Muddy Waters’ early life in the Mississippi Delta remains somewhat of a mystery. Even the date of his birth is hard to pin down, but somewhere between 1913 and 1915 he was born in Issaquena County, Mississippi. His mother named him McKinley Morganfield, but everyone called him Muddy because it’s said he enjoyed playing in the local creek. Muddy later took the stage name Muddy Waters.
As a child, Muddy listened to music when he went to church. He also heard the music played at parties and in the streets. That music was called the blues. Blues musicians, or bluesmen, played acoustic instruments, such as the guitar, and they sang down to earth, sensual songs about the struggles of being poor and black in the rural South. Some called it the devil’s music, but Muddy loved the blues.
Muddy learned to play the harmonica, and he tried to sing like blues legend Son House.
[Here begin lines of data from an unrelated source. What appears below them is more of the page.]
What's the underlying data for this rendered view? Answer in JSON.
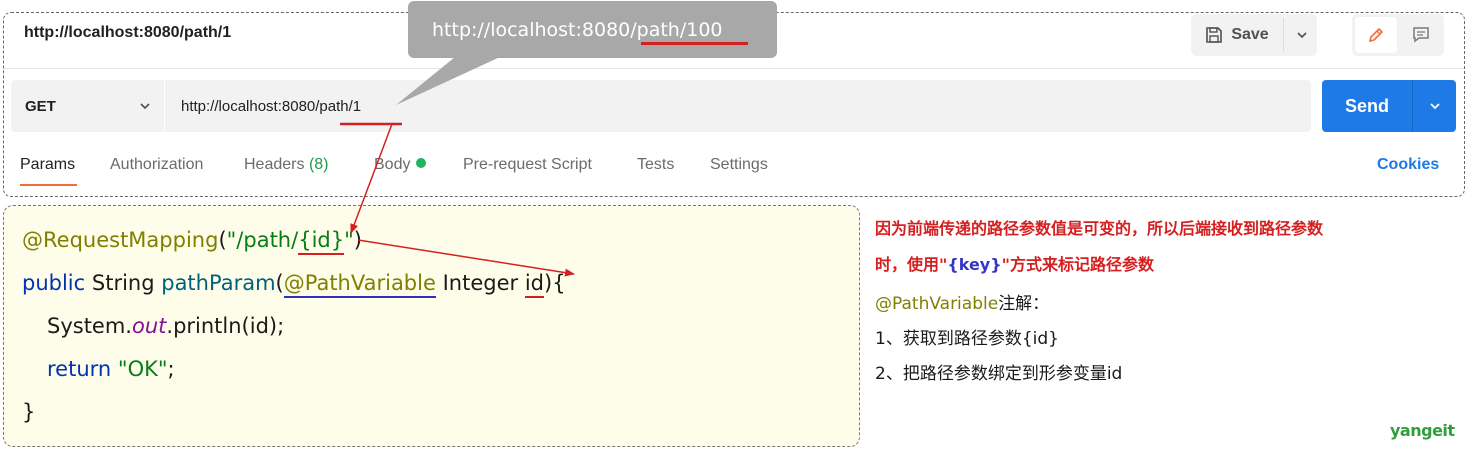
{
  "postman": {
    "tab_title": "http://localhost:8080/path/1",
    "save_label": "Save",
    "request": {
      "method": "GET",
      "url": "http://localhost:8080/path/1"
    },
    "send_label": "Send",
    "tabs": [
      {
        "label": "Params",
        "active": true
      },
      {
        "label": "Authorization"
      },
      {
        "label": "Headers",
        "count": "(8)"
      },
      {
        "label": "Body"
      },
      {
        "label": "Pre-request Script"
      },
      {
        "label": "Tests"
      },
      {
        "label": "Settings"
      }
    ],
    "cookies_label": "Cookies"
  },
  "callout": {
    "prefix": "http://localhost:8080/",
    "highlight": "path/100"
  },
  "code": {
    "line1": {
      "annotation": "@RequestMapping",
      "open": "(",
      "str_prefix": "\"/path/",
      "str_var": "{id}",
      "str_suffix": "\"",
      "close": ")"
    },
    "line2": {
      "keyword": "public",
      "type": "String",
      "method": "pathParam",
      "open": "(",
      "annotation": "@PathVariable",
      "param_type": "Integer",
      "param": "id",
      "close": "){"
    },
    "line3": {
      "prefix": "System.",
      "field": "out",
      "suffix": ".println(id);"
    },
    "line4": {
      "keyword": "return",
      "str": "\"OK\"",
      "end": ";"
    },
    "line5": "}"
  },
  "explanation": {
    "line1": "因为前端传递的路径参数值是可变的，所以后端接收到路径参数",
    "line2_prefix": "时，使用\"",
    "line2_key": "{key}",
    "line2_suffix": "\"方式来标记路径参数",
    "anno_name": "@PathVariable",
    "anno_suffix": "注解：",
    "item1": "1、获取到路径参数{id}",
    "item2": "2、把路径参数绑定到形参变量id"
  },
  "watermark": "yangeit",
  "colors": {
    "send_blue": "#1e7ae6",
    "active_tab_underline": "#f26b3a",
    "highlight_red": "#d42020",
    "code_background": "#fefde9"
  }
}
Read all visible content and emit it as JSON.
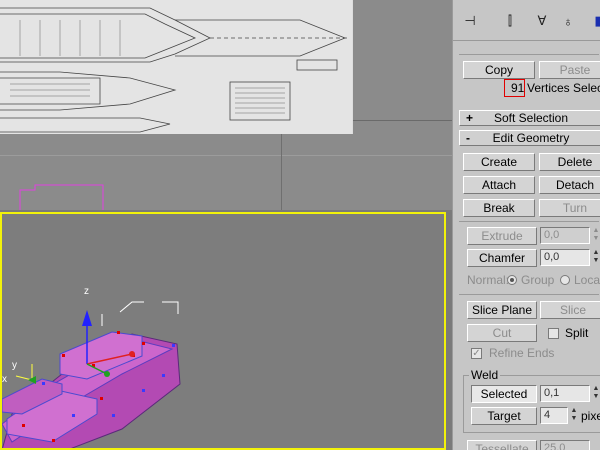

Inspired by the records of great bluesman Robert Johnson, Muddy took up the guitar. In 1941, at the Stovall Plantation near Clarksdale, Mississippi, Muddy performed for researchers from the Library of Congress, where his music was first recorded. Many of the songs he sang would later become Muddy Waters’ classics, including ‘I Feel Like Going Home’ and ‘I Can’t Be Satisfied.’ These are the oldest known recordings of Muddy’s music.